# I love watching them swim



## dmak (Jul 25, 2012)

One of Kauzy's favorite things to do is swim, but he won't do it unless he's retrieving something. During playtime down by the river, he'll do 30+ retrievals back to back. He gets a little frustrated if i don't throw his dummy out quick enough. He just wants to swim, swim, swim. Anyone else here have any little red water addicts?

https://www.youtube.com/watch?v=Njv8gvWcKm4&feature=youtube_gdata_player


----------



## zigzag (Oct 4, 2011)

Two red serpents blew out my fishing hole today.
http://youtu.be/zfYJkEolXl8


----------



## Kay92 (Oct 19, 2012)

Yeah Chuck loves to swim so much out at our dog park, and it has a fountain. He attacks the fountain and people video tape it....and now he is banned from the pond because he is breaking it.....yep he is addicted.


----------



## redbirddog (Apr 23, 2010)

http://redbirddog.blogspot.com/2009/09/do-vizslas-like-water.html

http://redbirddog.blogspot.com/2009/08/cal-dogs-and-oregon-ducks.html

http://redbirddog.blogspot.com/2010/07/vizsla-loving-to-swim-in-american-river.html

Love to watch the dogs swim.

RBD


----------



## threefsh (Apr 25, 2011)

Riley and Cooper both love to swim.

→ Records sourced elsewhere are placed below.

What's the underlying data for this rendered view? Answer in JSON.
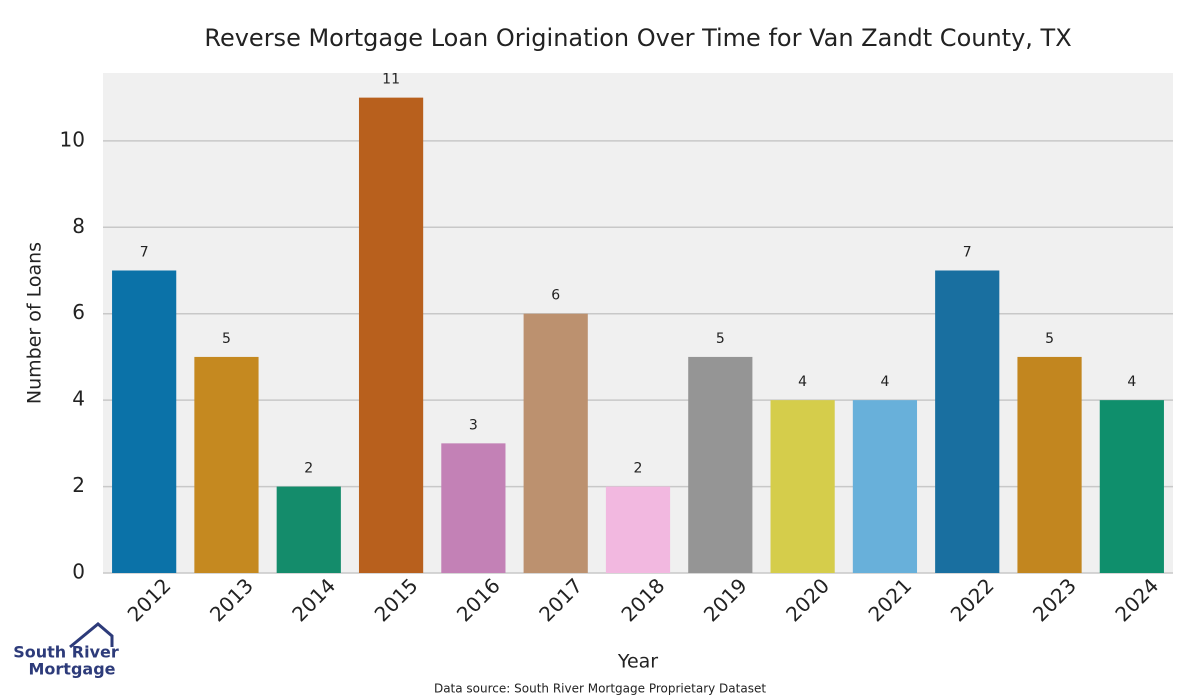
{
  "chart_data": {
    "type": "bar",
    "title": "Reverse Mortgage Loan Origination Over Time for Van Zandt County, TX",
    "x_label": "Year",
    "y_label": "Number of Loans",
    "categories": [
      "2012",
      "2013",
      "2014",
      "2015",
      "2016",
      "2017",
      "2018",
      "2019",
      "2020",
      "2021",
      "2022",
      "2023",
      "2024"
    ],
    "values": [
      7,
      5,
      2,
      11,
      3,
      6,
      2,
      5,
      4,
      4,
      7,
      5,
      4
    ],
    "colors": [
      "#0b72a8",
      "#c58920",
      "#148c6b",
      "#b8601d",
      "#c381b6",
      "#bc916f",
      "#f2b8e0",
      "#959595",
      "#d5cd4b",
      "#68b0da",
      "#196fa0",
      "#c2861f",
      "#0f8f6c"
    ],
    "ylim": [
      0,
      11.57
    ],
    "yticks": [
      0,
      2,
      4,
      6,
      8,
      10
    ],
    "grid": true
  },
  "source": "Data source: South River Mortgage Proprietary Dataset",
  "logo": {
    "line1": "South River",
    "line2": "Mortgage"
  }
}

I feel bad for poor Chloe... Riley always steals her sticks and toys when they're swimming together! :-[

https://www.youtube.com/watch?v=mNmUhcIAUVs&list=UUymO4DqEqgmblh1Dd7s0N1g&index=4

https://www.youtube.com/watch?v=b7BW4zEjzA0&list=UUymO4DqEqgmblh1Dd7s0N1g&index=10


----------



## texasred (Jan 29, 2012)

They become little motor boats. Lucy will swim until she starts whimpering when tired. Even then I have to call her in for a rest or she keeps swimming.









Her eyes on the prize.


----------



## charliecoyot (Nov 26, 2012)

What river is that?? Looks like a fine steelhead eddy!!


----------